Every year, there's no shortage of attempts by cybercriminals to hijack tax season. Last year, the IRS uncovered $2.3 billion in tax fraud. These scams go after both tax preparers and taxpayers. In a pandemic year, there's an even higher level of risk simply because when people are overburdened, it's more likely for their guard to be down. In fact, as the latest Fortinet threat report found, 2020 was a banner year for cybercriminals.

Individuals e-filing tax returns are at risk – and the IRS estimates that roughly 90% of returns filed for 2020 will be done electronically. Fortunately, by knowing what to watch out for and making sure you're following security best practices, you can keep yourself – and your funds – safe.

Always verify

Impersonation of IRS officials is an age-old tactic; the method of delivery may change, but the motive's the same. Most of today's tax scams involve either directed phishing email campaigns or, more typically, calling individuals and claiming to be an employee of the IRS or a collection agency hired by the IRS. Many times, these scammers even know the victim's Social Security number and address because this information has been stolen or purchased by the scammers. Many even spoof IRS caller IDs to appear legitimate.
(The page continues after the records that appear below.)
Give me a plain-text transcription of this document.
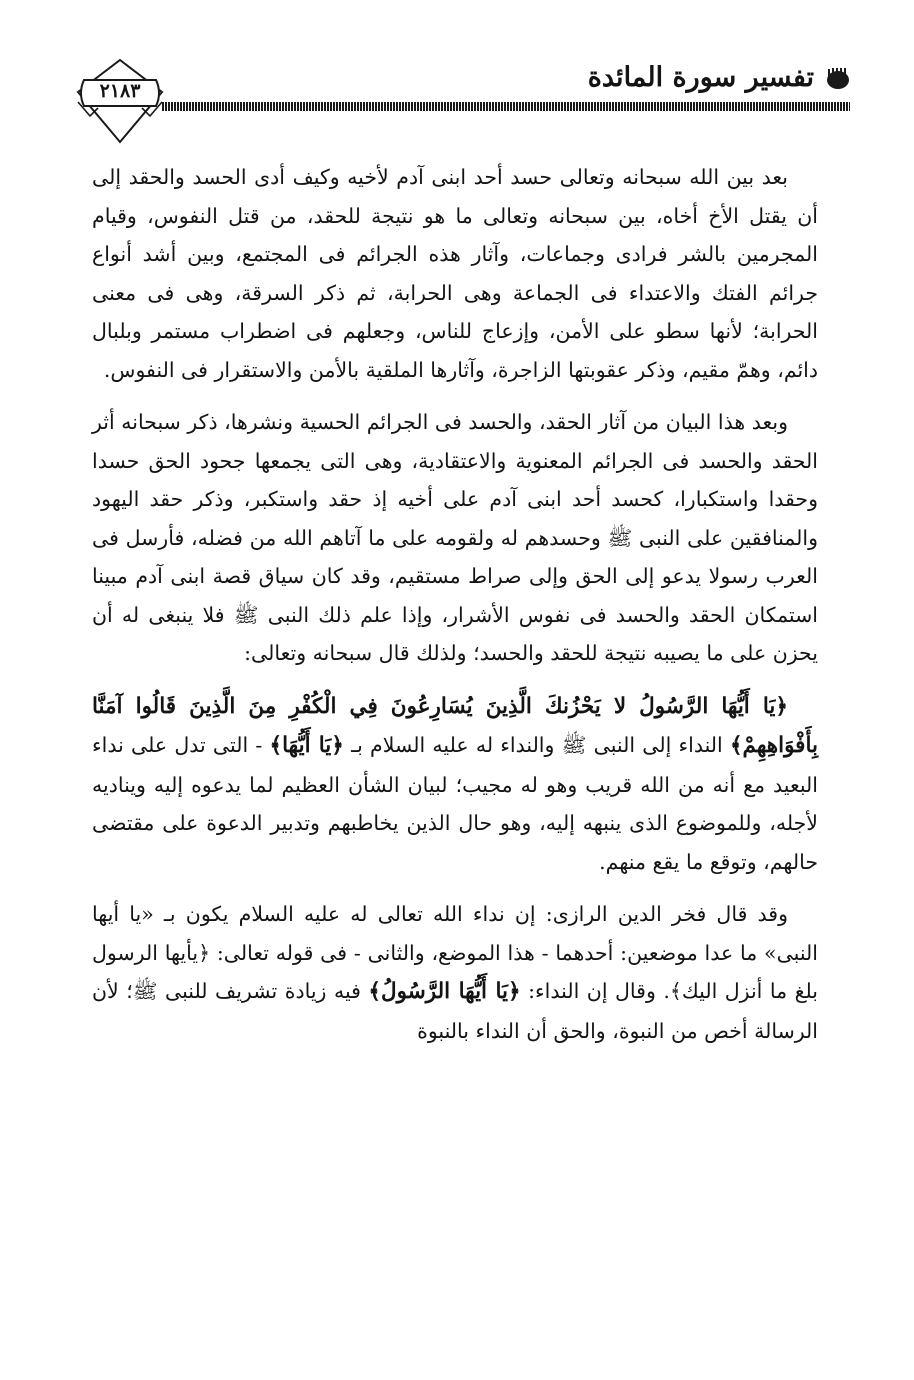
تفسير سورة المائدة
٢١٨٣

بعد بين الله سبحانه وتعالى حسد أحد ابنى آدم لأخيه وكيف أدى الحسد والحقد إلى أن يقتل الأخ أخاه، بين سبحانه وتعالى ما هو نتيجة للحقد، من قتل النفوس، وقيام المجرمين بالشر فرادى وجماعات، وآثار هذه الجرائم فى المجتمع، وبين أشد أنواع جرائم الفتك والاعتداء فى الجماعة وهى الحرابة، ثم ذكر السرقة، وهى فى معنى الحرابة؛ لأنها سطو على الأمن، وإزعاج للناس، وجعلهم فى اضطراب مستمر وبلبال دائم، وهمّ مقيم، وذكر عقوبتها الزاجرة، وآثارها الملقية بالأمن والاستقرار فى النفوس.

وبعد هذا البيان من آثار الحقد، والحسد فى الجرائم الحسية ونشرها، ذكر سبحانه أثر الحقد والحسد فى الجرائم المعنوية والاعتقادية، وهى التى يجمعها جحود الحق حسدا وحقدا واستكبارا، كحسد أحد ابنى آدم على أخيه إذ حقد واستكبر، وذكر حقد اليهود والمنافقين على النبى ﷺ وحسدهم له ولقومه على ما آتاهم الله من فضله، فأرسل فى العرب رسولا يدعو إلى الحق وإلى صراط مستقيم، وقد كان سياق قصة ابنى آدم مبينا استمكان الحقد والحسد فى نفوس الأشرار، وإذا علم ذلك النبى ﷺ فلا ينبغى له أن يحزن على ما يصيبه نتيجة للحقد والحسد؛ ولذلك قال سبحانه وتعالى:

﴿يَا أَيُّهَا الرَّسُولُ لا يَحْزُنكَ الَّذِينَ يُسَارِعُونَ فِي الْكُفْرِ مِنَ الَّذِينَ قَالُوا آمَنَّا بِأَفْوَاهِهِمْ﴾ النداء إلى النبى ﷺ والنداء له عليه السلام بـ ﴿يَا أَيُّهَا﴾ - التى تدل على نداء البعيد مع أنه من الله قريب وهو له مجيب؛ لبيان الشأن العظيم لما يدعوه إليه ويناديه لأجله، وللموضوع الذى ينبهه إليه، وهو حال الذين يخاطبهم وتدبير الدعوة على مقتضى حالهم، وتوقع ما يقع منهم.

وقد قال فخر الدين الرازى: إن نداء الله تعالى له عليه السلام يكون بـ «يا أيها النبى» ما عدا موضعين: أحدهما - هذا الموضع، والثانى - فى قوله تعالى: ﴿يأيها الرسول بلغ ما أنزل اليك﴾. وقال إن النداء: ﴿يَا أَيُّهَا الرَّسُولُ﴾ فيه زيادة تشريف للنبى ﷺ؛ لأن الرسالة أخص من النبوة، والحق أن النداء بالنبوة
Typically, the IRS uses the U.S. Postal Service to contact taxpayers, though there are some circumstances when they will call or make a visit – but these are usually preceded by a mailed notice. As the IRS makes clear on its website, an IRS official will not call you and demand a prepaid debit card, gift card or wire transfer or other specific payment methods. Typically, the IRS will first mail a bill to any taxpayer who owes taxes.

The IRS also will not require you to pay taxes without the opportunity to question or appeal the amount they say you owe, nor will the agency threaten to bring in local police, immigration officers or other law enforcement to arrest you for not paying. Your immigration status, driver's license and/or business license cannot be revoked by the IRS. Any sort of communication you receive purporting to be from the IRS that uses any of these threats is a scam.

Keep your personal information safe and protected

Basic cyber hygiene is always essential, but it's especially important to keep it in mind when it comes to e-filing taxes, given the sensitive information involved. One cornerstone of cyber hygiene is creating strong passwords; another has to do with where you're accessing the internet from.

  • Don't use easily obtainable information like your birthday or phone number, for instance.
  • Don't use the same password for multiple accounts
  • Make sure your passwords are at least 10 characters long: You may want to use a password manager to generate unique, long, complex, easily changed passwords for all your online accounts.
  • Use secured WiFi networks: Given the current pandemic situation, it's unlikely you'll be sitting around for hours in a coffee shop using their WiFi network to fill out your tax forms, but the sentiment stands – don't use unsecured public WiFi networks to file your taxes.
  • Don't forget to leverage free cybersecurity training that exists out there to educate yourself.

Another important hygiene practice is to diligently watch out for phishing attempts. A common approach that bad actors use is to send emails designed to look like they came from the IRS, using subject lines meant to prey on your emotions, such as "URGENT ACTION REQUESTED NOW." As we'll see in the next section, these types of emails should set off your Spidey senses – don't click links!

Tax season stressing you out? Here's what to do about it. pixabay.com

Trust your instincts

If you do get contacted by someone purporting to be from the IRS, don't give the person your financial or other personal information. If it's actually the IRS, they already have a lot of your information on file and will only request specific information through the mail. Write down the details of the call – the phone number, name of the caller and any other details that they might give you. If you have been contacted by email, do not click on any attachments or links. Instead, take a screenshot of the information and then delete the message.

Then, report the call or email. You can file a complaint with your local police, who probably have a fraud prevention program. You can also file a complaint with the Federal Trade Commission at ftc.gov/complaint or with the Treasury Inspector General at tigta.gov. Share with them all the information you gathered about how you were contacted and what was said.

Report any emails claiming to be from the IRS by sending the screenshot you took to phishing@irs.gov.

Be alert and informed

To update the famous adage, there's a third thing in life that's certain – malicious actors. And malicious actors will find any opportunity to prey upon people, including tax season. With the extended tax deadline of May 15, cybercriminals have even more time to test out their tricks. Fortunately, falling victim to a scam isn't a certainty. Use the best practices noted above to stay safe and secure from tax fraud schemes no matter how they come to you.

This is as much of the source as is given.